Он встрепенулся и, ухватив меня под руку, потащил в глубь двора.
— Сейчас я тебе покажу, где я играл, — пообещал он, очевидно полагая, что автобиографическое краеведение мне так же интересно, как и ему.
— Послушай, но тут же помойка! — пыталась я сопротивляться. — Давай как-нибудь в другой раз, когда будет посуше?
Не-ет, Роальда теперь невозможно было остановить. Он был в ударе и прямо-таки горел желанием продемонстрировать мне каждую пядь пространства, по которой некогда ступала его детская нога.

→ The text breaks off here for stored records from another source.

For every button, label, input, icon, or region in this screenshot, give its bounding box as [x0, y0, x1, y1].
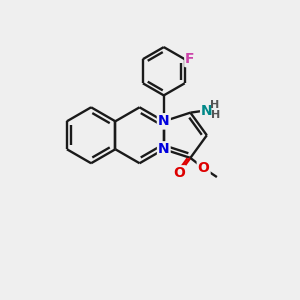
Text: O: O — [173, 166, 185, 180]
Text: O: O — [198, 161, 210, 175]
Text: H: H — [210, 100, 220, 110]
Text: N: N — [158, 114, 169, 128]
Text: N: N — [201, 104, 212, 118]
Text: N: N — [158, 114, 169, 128]
Text: F: F — [185, 52, 195, 66]
Text: H: H — [212, 110, 220, 120]
Text: N: N — [158, 142, 169, 156]
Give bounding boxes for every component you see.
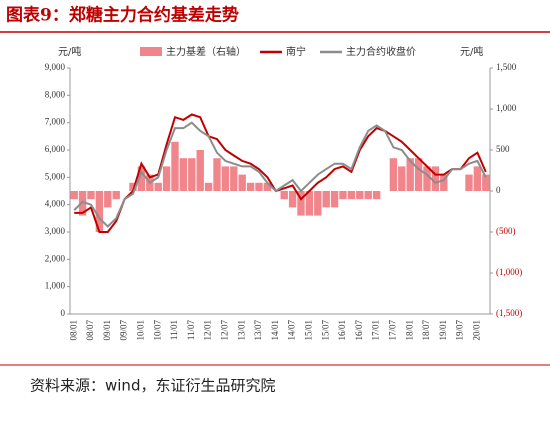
- x-tick-label: 12/01: [203, 320, 213, 341]
- legend-label: 主力基差（右轴）: [166, 45, 246, 58]
- x-tick-label: 18/01: [404, 320, 414, 341]
- y-tick-label: 2,000: [45, 253, 66, 263]
- basis-bar: [431, 166, 440, 191]
- y-tick-label: 6,000: [45, 144, 66, 154]
- x-tick-label: 16/07: [354, 320, 364, 341]
- y-tick-label: 3,000: [45, 226, 66, 236]
- basis-bar: [364, 191, 372, 200]
- basis-bar: [423, 166, 431, 191]
- basis-bar: [188, 158, 196, 191]
- y2-tick-label: (1,500): [496, 308, 522, 318]
- y2-unit: 元/吨: [460, 45, 483, 58]
- basis-bar: [398, 166, 406, 191]
- x-tick-label: 09/07: [119, 320, 129, 341]
- basis-bar: [104, 191, 112, 208]
- y2-tick-label: 500: [496, 144, 510, 154]
- y2-tick-label: (500): [496, 226, 516, 236]
- y-tick-label: 1,000: [45, 281, 66, 291]
- basis-bar: [339, 191, 347, 200]
- x-tick-label: 12/07: [219, 320, 229, 341]
- x-tick-label: 19/07: [455, 320, 465, 341]
- x-tick-label: 14/07: [287, 320, 297, 341]
- basis-bar: [322, 191, 330, 208]
- x-tick-label: 17/07: [387, 320, 397, 341]
- basis-bar: [70, 191, 78, 200]
- x-tick-label: 10/01: [135, 320, 145, 341]
- x-tick-label: 11/07: [186, 320, 196, 341]
- x-tick-label: 15/01: [303, 320, 313, 341]
- basis-bar: [255, 182, 263, 191]
- basis-bar: [246, 182, 255, 191]
- basis-bar: [305, 191, 314, 216]
- legend-label: 南宁: [286, 45, 306, 58]
- basis-bar: [129, 182, 137, 191]
- basis-bar: [330, 191, 339, 208]
- price-line: [74, 113, 487, 233]
- y-tick-label: 7,000: [45, 117, 66, 127]
- basis-bar: [347, 191, 356, 200]
- y-unit: 元/吨: [58, 45, 81, 58]
- legend-swatch: [140, 47, 162, 56]
- basis-bar: [230, 166, 238, 191]
- legend-label: 主力合约收盘价: [346, 45, 416, 58]
- y-tick-label: 5,000: [45, 171, 66, 181]
- basis-bar: [406, 158, 414, 191]
- x-tick-label: 20/01: [471, 320, 481, 341]
- basis-bar: [372, 191, 381, 200]
- y2-tick-label: (1,000): [496, 267, 522, 277]
- basis-bar: [297, 191, 305, 216]
- basis-bar: [473, 166, 482, 191]
- y-tick-label: 8,000: [45, 89, 66, 99]
- basis-bar: [482, 174, 490, 191]
- y-tick-label: 9,000: [45, 62, 66, 72]
- x-tick-label: 15/07: [320, 320, 330, 341]
- x-tick-label: 11/01: [169, 320, 179, 340]
- y2-tick-label: 1,000: [496, 103, 517, 113]
- x-tick-label: 09/01: [102, 320, 112, 341]
- basis-bar: [95, 191, 104, 232]
- basis-bar: [238, 174, 246, 191]
- x-tick-label: 08/07: [85, 320, 95, 341]
- price-line: [73, 121, 487, 228]
- basis-bar: [440, 174, 448, 191]
- x-tick-label: 13/07: [253, 320, 263, 341]
- basis-bar: [465, 174, 473, 191]
- basis-bar: [414, 158, 423, 191]
- basis-bar: [78, 191, 87, 216]
- basis-bar: [162, 166, 171, 191]
- y-tick-label: 4,000: [45, 199, 66, 209]
- basis-bar: [389, 158, 398, 191]
- basis-bar: [196, 150, 204, 191]
- basis-bar: [221, 166, 230, 191]
- x-tick-label: 13/01: [236, 320, 246, 341]
- basis-bar: [171, 141, 179, 191]
- basis-bar: [356, 191, 364, 200]
- y2-tick-label: 0: [496, 185, 501, 195]
- basis-bar: [280, 191, 288, 200]
- x-tick-label: 17/01: [371, 320, 381, 341]
- basis-bar: [112, 191, 120, 200]
- x-tick-label: 10/07: [152, 320, 162, 341]
- y2-tick-label: 1,500: [496, 62, 517, 72]
- basis-bar: [314, 191, 322, 216]
- basis-bar: [288, 191, 297, 208]
- source: 资料来源：wind，东证衍生品研究院: [30, 377, 275, 395]
- basis-bar: [87, 191, 95, 200]
- basis-bar: [154, 182, 162, 191]
- chart-title: 图表9：郑糖主力合约基差走势: [6, 5, 239, 26]
- y-tick-label: 0: [61, 308, 66, 318]
- basis-bar: [204, 182, 213, 191]
- x-tick-label: 14/01: [270, 320, 280, 341]
- basis-bar: [137, 166, 146, 191]
- x-tick-label: 16/01: [337, 320, 347, 341]
- x-tick-label: 08/01: [68, 320, 78, 341]
- x-tick-label: 19/01: [438, 320, 448, 341]
- basis-bar: [263, 182, 272, 191]
- basis-bar: [213, 158, 221, 191]
- basis-bar: [179, 158, 188, 191]
- x-tick-label: 18/07: [421, 320, 431, 341]
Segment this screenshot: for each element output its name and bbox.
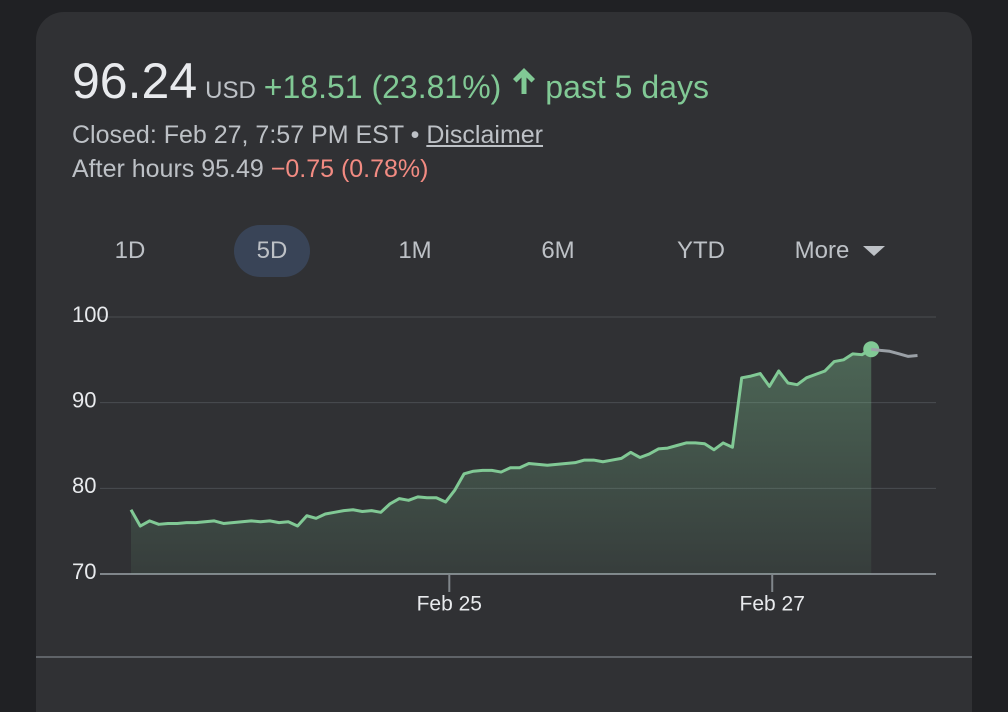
after-hours-line: [871, 347, 918, 358]
dropdown-caret: [863, 246, 886, 256]
separator-dot: •: [410, 121, 420, 149]
up-arrow: [513, 68, 536, 94]
tab-label: More: [794, 237, 850, 264]
separator: [36, 656, 972, 658]
tab-label: 1M: [398, 237, 432, 264]
price-line: [129, 347, 872, 528]
tab-label: 6M: [541, 237, 575, 264]
range-tab[interactable]: 1M: [377, 225, 453, 277]
y-tick-label: 80: [72, 473, 96, 498]
x-tick-label: Feb 27: [740, 593, 805, 616]
after-hours: After hours 95.49: [72, 155, 264, 183]
currency: USD: [205, 77, 256, 104]
y-tick-label: 100: [72, 302, 109, 327]
range-tab[interactable]: 6M: [520, 225, 596, 277]
tab-label: YTD: [677, 237, 725, 264]
y-tick-label: 70: [72, 559, 96, 584]
price: 96.24: [72, 53, 198, 109]
tab-label: 1D: [114, 237, 146, 264]
change: +18.51 (23.81%): [263, 69, 502, 105]
status-row: Closed: Feb 27, 7:57 PM EST • Disclaimer: [72, 121, 543, 150]
tab-label: 5D: [256, 237, 288, 264]
chart: 70 80 90 100 Feb 25 Feb 27: [72, 302, 936, 616]
after-hours-change: −0.75 (0.78%): [270, 155, 429, 183]
after-hours-row: After hours 95.49 −0.75 (0.78%): [72, 155, 429, 184]
disclaimer-link[interactable]: Disclaimer: [426, 121, 544, 149]
range-tab[interactable]: 1D: [92, 225, 168, 277]
page: 96.24 USD +18.51 (23.81%) past 5 days Cl…: [36, 12, 972, 712]
quote-header: 96.24 USD +18.51 (23.81%) past 5 days: [72, 52, 709, 110]
x-tick-label: Feb 25: [417, 593, 482, 616]
y-tick-label: 90: [72, 387, 96, 412]
range-tab[interactable]: 5D: [234, 225, 310, 277]
status: Closed: Feb 27, 7:57 PM EST: [72, 121, 404, 149]
range-tab[interactable]: YTD: [663, 225, 739, 277]
period: past 5 days: [545, 69, 709, 105]
area: [131, 349, 872, 574]
range-tab[interactable]: More: [780, 225, 900, 277]
card: [36, 12, 972, 712]
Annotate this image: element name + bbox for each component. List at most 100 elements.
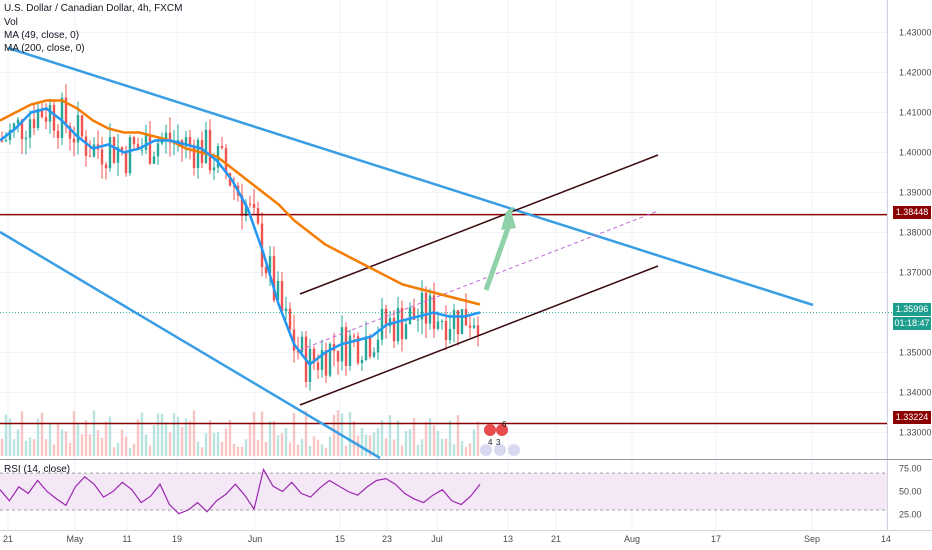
candle-body — [244, 203, 248, 217]
volume-bar — [164, 422, 168, 456]
volume-bar — [40, 412, 44, 456]
candle-body — [240, 195, 244, 217]
volume-bar — [280, 433, 284, 456]
volume-bar — [292, 412, 296, 456]
events-count-b[interactable]: 4 — [488, 438, 493, 447]
candle-body — [380, 308, 384, 340]
candle-body — [8, 129, 12, 141]
volume-bar — [452, 444, 456, 456]
y-tick-label: 1.42000 — [899, 68, 932, 78]
candle-body — [288, 308, 292, 330]
y-tick-label: 1.43000 — [899, 28, 932, 38]
candle-body — [268, 255, 272, 274]
volume-bar — [308, 446, 312, 456]
candle-body — [84, 136, 88, 156]
volume-bar — [96, 430, 100, 456]
events-count-a[interactable]: 6 — [502, 420, 507, 429]
candle-body — [344, 327, 348, 366]
volume-bar — [180, 426, 184, 456]
volume-bar — [100, 437, 104, 456]
volume-bar — [48, 423, 52, 456]
volume-bar — [468, 443, 472, 456]
volume-bar — [92, 410, 96, 456]
volume-bar — [60, 429, 64, 456]
volume-bar — [64, 431, 68, 456]
y-tick-label: 1.39000 — [899, 188, 932, 198]
volume-bar — [472, 429, 476, 456]
x-tick-label: Jun — [248, 534, 263, 544]
volume-bar — [156, 413, 160, 456]
x-tick-label: 13 — [503, 534, 513, 544]
volume-bar — [172, 413, 176, 456]
volume-legend[interactable]: Vol — [4, 17, 18, 28]
volume-bar — [372, 432, 376, 456]
candle-body — [120, 147, 124, 152]
candle-body — [392, 317, 396, 342]
candle-body — [100, 149, 104, 165]
volume-bar — [36, 418, 40, 456]
volume-bar — [252, 412, 256, 456]
volume-bar — [332, 414, 336, 456]
candle-body — [292, 329, 296, 351]
candle-body — [424, 292, 428, 324]
candle-body — [208, 129, 212, 171]
candle-body — [284, 308, 288, 312]
x-tick-label: Jul — [431, 534, 443, 544]
candle-body — [444, 320, 448, 340]
volume-bar — [128, 447, 132, 456]
volume-bar — [404, 430, 408, 456]
x-tick-label: 21 — [3, 534, 13, 544]
candle-body — [376, 339, 380, 353]
volume-bar — [208, 419, 212, 456]
current-price-badge: 1.35996 — [893, 303, 931, 316]
candle-body — [456, 310, 460, 335]
candle-body — [476, 325, 480, 336]
volume-bar — [288, 442, 292, 456]
candle-body — [452, 310, 456, 329]
volume-bar — [260, 411, 264, 456]
candle-body — [248, 203, 252, 205]
volume-bar — [184, 418, 188, 456]
volume-bar — [84, 419, 88, 456]
candle-body — [440, 320, 444, 322]
candle-body — [252, 203, 256, 209]
volume-bar — [368, 435, 372, 456]
volume-bar — [204, 433, 208, 456]
volume-bar — [428, 417, 432, 456]
candle-body — [56, 130, 60, 138]
volume-bar — [132, 443, 136, 456]
volume-bar — [200, 447, 204, 456]
rsi-legend[interactable]: RSI (14, close) — [4, 464, 71, 475]
volume-bar — [212, 432, 216, 456]
volume-bar — [460, 441, 464, 456]
volume-bar — [80, 434, 84, 456]
candle-body — [472, 325, 476, 328]
candle-body — [76, 115, 80, 143]
ma49-legend[interactable]: MA (49, close, 0) — [4, 30, 80, 41]
volume-bar — [108, 416, 112, 456]
volume-bar — [160, 413, 164, 456]
volume-bar — [124, 436, 128, 456]
candle-body — [420, 292, 424, 320]
volume-bar — [228, 419, 232, 456]
volume-bar — [168, 432, 172, 456]
candle-body — [136, 144, 140, 151]
volume-bar — [104, 421, 108, 456]
volume-bar — [412, 418, 416, 456]
y-tick-label: 1.38000 — [899, 228, 932, 238]
candle-body — [276, 281, 280, 301]
volume-bar — [344, 445, 348, 456]
candle-body — [80, 115, 84, 137]
candle-body — [388, 317, 392, 327]
rsi-tick-label: 50.00 — [899, 487, 922, 497]
candle-body — [108, 137, 112, 169]
events-count-c[interactable]: 3 — [496, 438, 501, 447]
ma200-legend[interactable]: MA (200, close, 0) — [4, 43, 85, 54]
symbol-title[interactable]: U.S. Dollar / Canadian Dollar, 4h, FXCM — [4, 3, 183, 14]
volume-bar — [28, 437, 32, 456]
volume-bar — [220, 441, 224, 456]
candle-body — [220, 145, 224, 149]
candle-body — [140, 149, 144, 151]
drawing-tools[interactable] — [0, 46, 932, 460]
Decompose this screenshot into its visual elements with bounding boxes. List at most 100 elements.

— А вот тут… — вскарабкался он через ограду, — вот тут я потерял машинку. Ну что ты там стоишь, давай руку, перелезай!
— Не полезу, — помотала я головой. — Рассказывай через забор. Я лучше здесь постою и полюбуюсь на тебя через прутья.
— Ну как знаешь, — махнул рукой Голицын. — Значит, тут стоял грибок. А вон там, где сейчас сараев понастроили, там мы с мальчишками…
Что делал Голицын с мальчишками, я уже не слышала, потому что из щели между сараями, которая вела на соседнюю улицу, появилась медленно растущая тень. В зыбком свете мигающего фонаря она словно бы выплыла из простенка — человек, стоявший между гаражами и сараями, явно чего-то выжидал. Я не стала искушать судьбу и быстро перемахнула через забор, ругая себя за то, что позволила на секунду расслабиться и оставила Роальда одного.
Как выяснилось, ругала я себя не зря. Тень быстро рванулась вперед. Это была та самая женщина в красном, которую я отметила во время съемок и позже в столовой.
Намерения у дамочки были самые что ни на есть серьезные — она сжимала в руке нож, держа его по-испански, лезвием к себе.
«Значит, она будет замахиваться, — думала я на бегу. — Я должна успеть».
А Роальд Голицын не обращал внимания на мои крики — я звала его по имени, стремясь предупредить об опасности, которая неумолимо надвигалась к нему со спины. Ноль внимания, как ни напрягала я связки! Голицын беззаботно что-то рассказывал мне, даже не заботясь о том, слышу я его или нет. Меня-то он точно не слышал.